Während des Trommelns wird auf dem Bildschirm angezeigt, wie stark man welches Pad anschlägt. (Foto: Roland)

Während des Musikstücks analysier das Programm die Fähigkeit des Drummers und nach Abschluss zeigt ein Diagramm wie gut man sich geschlagen hat. Man erhält Punkt und zu guter Letzt kommt eine Hitliste aller Teilnehmer weltweit. Über seinen Twitter-Account kann man, wenn man will sich in der Datenbank eintragen und immer wieder auf seine Ergebnisse und Rankings in der Vergangenheit zurückgreifen. Andernfalls ist man einfach Gast.

Das Programm ist eigentlich für Roland V.-Drums entwickelt worden. Aber ich war Neugierig und so habe ich auch meine „Kiste“ angeschlossen. Diese „Kiste“ ist ein rollbarer 19“ Schrank in dem die Technik für die Auftritte mit der Kölsch-Band (http://www.koelsch-band.de/) untergebracht ist. Bei dieser Musik stellt sich ein Problem: der Auf- und Abbau. In einem laufenden Programm, wie zum Beispiel einer Karnevalssitzung, muss die komplette Band in zwei Minuten fertig aufgebaut sein. Dazu kommt, dass wir die unterschiedlichsten Musikrichtungen in Mundart präsentieren.
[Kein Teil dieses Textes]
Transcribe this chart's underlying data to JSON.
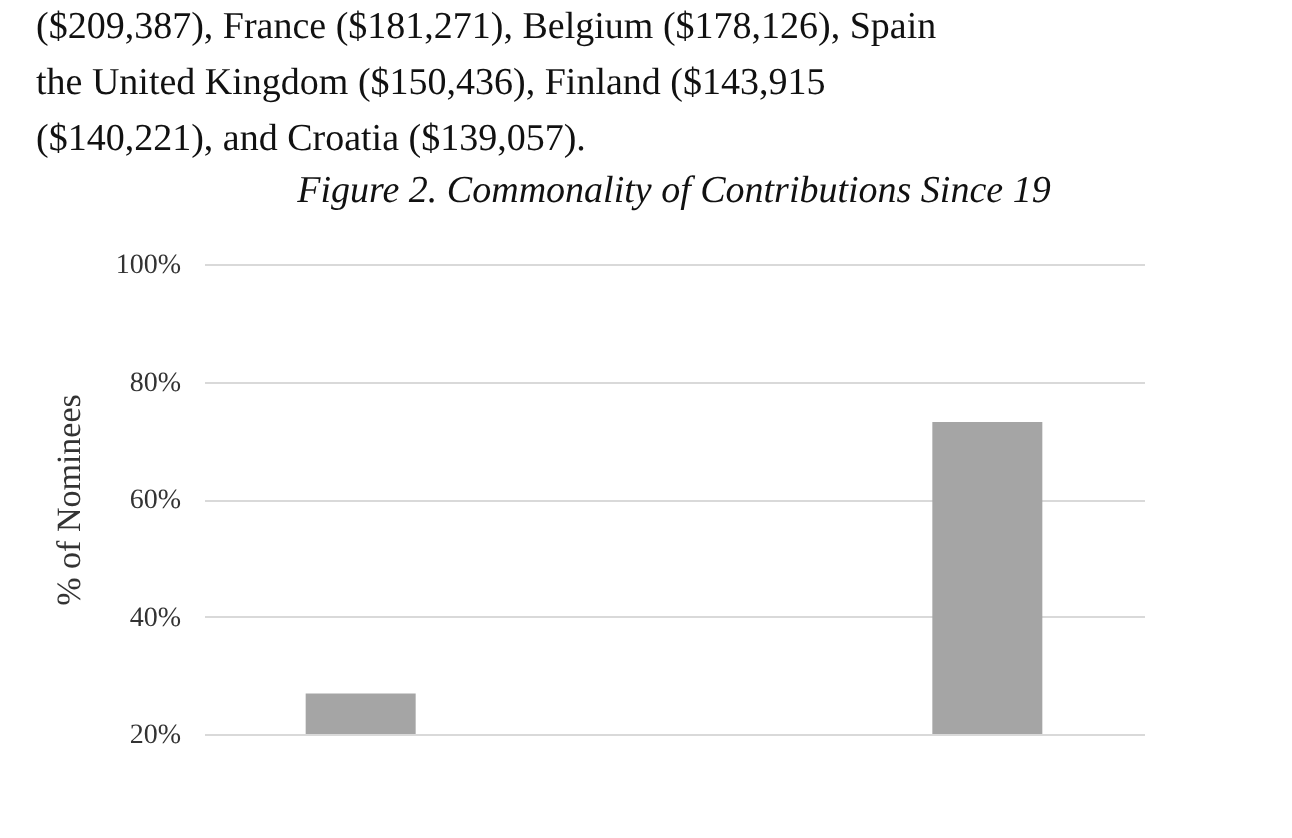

Dabei spiele ich dann Schlagzeug, Mandoline Gitarre und habe noch ein Mikrofon. Die Mandoline wird über ein Kontaktmikro abgenommen und hängt an dem Rollcontainer. Am Mikrofonständer hängt die Line 6 JTV-59 Gitarre. Eingebaut als Schlagzeug ist, auf einem Auszug, das flexible und kompakte Yamaha DTX-Mult12 (http://de.yamaha.com/de/products/music-production/tone-generators/dtx-multi12/). Es hat 12 Schlagflächen und  passt trotzdem in den 19“ Schrank.


Das kompakte Yamaha DTX 12 Multi passt trotz 12 Pads in den 19“ Container. (Foto: Yamaha)

Im Container ist zu dem ein Yamaha MW8CX-Mischpult (http://de.yamaha.com/de/products/music-production/interfaces/mw/mw8cx/) eingebaut. An das 8-Kanal-Pult mit Effekten und USB-Anschluss sind Mikrofon, Mandoline, Gitarre und natürlich Schlagzeug angeschlossen. Zum zentralen Mischer geht dann nur noch ein Kabel. Sobald die „Kiste“ auf der Bühne steht, wird sie auf Position gerollt, Strom und Kabel zum zentralen Mischpult und der Auftritt kann starten.


An das Yamaha MW8CX Mischpult werden alle Instrumente angeschlossen, die ich für Auftritte benötige. (Foto: Yamaha)

Das Yamaha Schlagzeug hat  selbstverständlich einen MIDI Ausgang den habe ich an den Rechner angeschlossen und einige der gespeicherten Drum Kits waren sofort kompatibel mit der Roland V-Drum Jam Fried Software. Bei anderen Kits muss man gegebenenfalls die Midi-Noten so anpassen, dass die Software sie versteht. So sollte es, zumindest mit etwas MIDI-Erfahrung, möglich sein mit allen elektronischen Schlagzeugen mit Midi-Ausgang, die V-Drum Jam Friend Software als Übungspartner zu nutzen.